Programmable simulation of quantum magnets
D-Wave has announced today that its 2,000-qubit system was recently used to achieve a new milestone in quantum computing, demonstrating a topological phase transition. What that means is that the system could be used to make physical research and development significantly faster and cheaper.
D-Wave 2000Q Used As Accurate Simulator
The paper, entitled “Observation of topological phenomena in a programmable lattice of 1,800 qubits” and published in peer-reviewed journal Nature, demonstrates that the fully programmable D-Wave 2000Q quantum annealing computer can be used as an accurate simulator of quantum systems at a large scale.
The method used in this research can have broad implications for the discovery and development of new materials.
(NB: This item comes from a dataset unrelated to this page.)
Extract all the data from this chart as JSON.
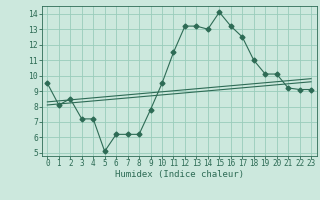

The new paper follows another recent paper on D-Wave’s quantum annealing computers, which demonstrated a different type of phase transition in a quantum spin-glass simulation. According to the company, these two papers show its system’s versatility in quantum simulation of materials, in addition to other tasks, such as optimization and machine learning.
Bringing Decades-Old Research To Life
According to D-Wave, the new results were based on decades-old research from the ’70s done by theoretical physicists Vadim Berezinskii, J. Michael Kosterlitz and David Thouless, who predicted a new state of matter characterized by non-trivial topological properties. This work received the Nobel Prize for Physics in 2016. The D-Wave researchers implemented those theories on their 2000Q system to form a two-dimensional lattice of artificial spins.
Dr. Mohammad Amin, chief scientist at D-Wave, said:
“The work described in the Nature paper represents a landmark in the field of quantum computation: for the first time, a theoretically predicted state of matter was realized in quantum simulation before being demonstrated in a real magnetic material. This is a significant step toward reaching the goal of quantum simulation, enabling the study of material properties before making them in the lab, a process that today can be very costly and time consuming.”
Beyond these recent achievements, which could prove useful in the coming years in the material science field, D-Wave said that its customers have already built over 70 prototype applications across a variety of other fields. These applications span optimization, machine learning, quantum material science, cybersecurity and more. The company noted that these applications often approach and sometimes even surpass conventional computing in terms of finding quality solutions to real-world problems.